The Spanish Correoslaunched an addition to the Science series with the issue of a self-adhesive stamp to commemorate the creation of the European Organization for Nuclear Research (CERN) 60 years ago.
The European Organization for Nuclear Research (CERN) was founded in 1954 on the initiative of 12 countries in Europe. The organisation, whose headquarters are in Geneva, Switzerland, is the world's most important research centre into particle physics.
Its laboratories and facilities cover an area of 600 hectares on the border between France and Switzerland.
At present, 20 member states make up CERN: Germany, Austria, Belgium, Bulgaria, the Czech Republic, Denmark, Slovakia, Spain, Finland, France, Greece, the Netherlands, Hungary, Italy, Norway, Poland, Portugal, the United Kingdom, Sweden and Switzerland.

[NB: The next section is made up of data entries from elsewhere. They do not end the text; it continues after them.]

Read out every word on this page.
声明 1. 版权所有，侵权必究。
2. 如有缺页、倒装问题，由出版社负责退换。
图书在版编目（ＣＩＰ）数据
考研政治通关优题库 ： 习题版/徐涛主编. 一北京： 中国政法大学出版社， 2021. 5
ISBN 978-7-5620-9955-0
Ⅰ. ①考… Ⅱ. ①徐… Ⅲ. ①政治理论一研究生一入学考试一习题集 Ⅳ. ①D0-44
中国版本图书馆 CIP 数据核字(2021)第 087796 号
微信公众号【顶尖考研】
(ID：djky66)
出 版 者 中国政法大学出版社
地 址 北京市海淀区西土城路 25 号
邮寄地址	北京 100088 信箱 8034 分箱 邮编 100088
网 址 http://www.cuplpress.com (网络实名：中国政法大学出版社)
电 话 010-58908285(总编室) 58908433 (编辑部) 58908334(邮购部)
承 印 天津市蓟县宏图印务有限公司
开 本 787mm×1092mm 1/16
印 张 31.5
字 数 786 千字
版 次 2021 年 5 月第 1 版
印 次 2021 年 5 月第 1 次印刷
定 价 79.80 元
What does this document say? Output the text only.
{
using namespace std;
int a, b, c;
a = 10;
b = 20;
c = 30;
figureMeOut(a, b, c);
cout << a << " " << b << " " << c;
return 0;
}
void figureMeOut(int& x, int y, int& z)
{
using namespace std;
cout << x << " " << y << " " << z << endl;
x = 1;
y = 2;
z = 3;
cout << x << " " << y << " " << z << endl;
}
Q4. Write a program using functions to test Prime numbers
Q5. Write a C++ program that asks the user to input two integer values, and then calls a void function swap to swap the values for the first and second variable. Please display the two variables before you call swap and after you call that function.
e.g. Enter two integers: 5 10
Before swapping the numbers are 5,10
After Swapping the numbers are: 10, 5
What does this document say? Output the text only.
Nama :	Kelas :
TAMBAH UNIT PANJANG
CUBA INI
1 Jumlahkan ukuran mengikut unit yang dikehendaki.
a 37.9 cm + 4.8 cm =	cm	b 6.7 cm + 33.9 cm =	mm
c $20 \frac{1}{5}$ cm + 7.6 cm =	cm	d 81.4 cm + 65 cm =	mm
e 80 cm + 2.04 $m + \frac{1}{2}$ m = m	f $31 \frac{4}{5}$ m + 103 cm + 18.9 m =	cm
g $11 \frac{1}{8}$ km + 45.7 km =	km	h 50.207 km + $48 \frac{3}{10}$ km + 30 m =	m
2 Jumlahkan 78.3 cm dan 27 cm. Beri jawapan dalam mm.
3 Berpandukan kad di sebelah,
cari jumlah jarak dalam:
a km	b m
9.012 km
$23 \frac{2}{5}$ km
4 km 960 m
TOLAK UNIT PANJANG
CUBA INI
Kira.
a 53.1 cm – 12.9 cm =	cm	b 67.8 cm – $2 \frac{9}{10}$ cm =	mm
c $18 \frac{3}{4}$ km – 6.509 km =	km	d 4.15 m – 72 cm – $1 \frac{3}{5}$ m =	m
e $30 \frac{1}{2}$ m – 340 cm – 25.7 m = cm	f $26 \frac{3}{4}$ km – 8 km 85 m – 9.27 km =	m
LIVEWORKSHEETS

There are also eight institutions and countries that act as observers.
Research at CERN uses the largest and most complex scientific instruments ever built, and which study the basic components of matter, such as the particles forming our universe. Among these instruments are the particle colliders and sensors. The colliders accelerate beams of particles to almost the speed of light and make them crash into each other or into fixed objects. The sensors observe and record the results from these collisions.
Scientists from all over the world work with the 20 European countries forming CERN, and around 10,000 particle physicists regularly go to the centre to carry out their research there.
Spain joined the organisation in 1961 and left in 1968, re-joining in 1983. Over 30 universities and scientific institutes in Spain work with CERN.
The stamp design shows the underground tunnel at CERN where the particle collider is located. It is surrounded by the flags of the member states and the organisation's logo.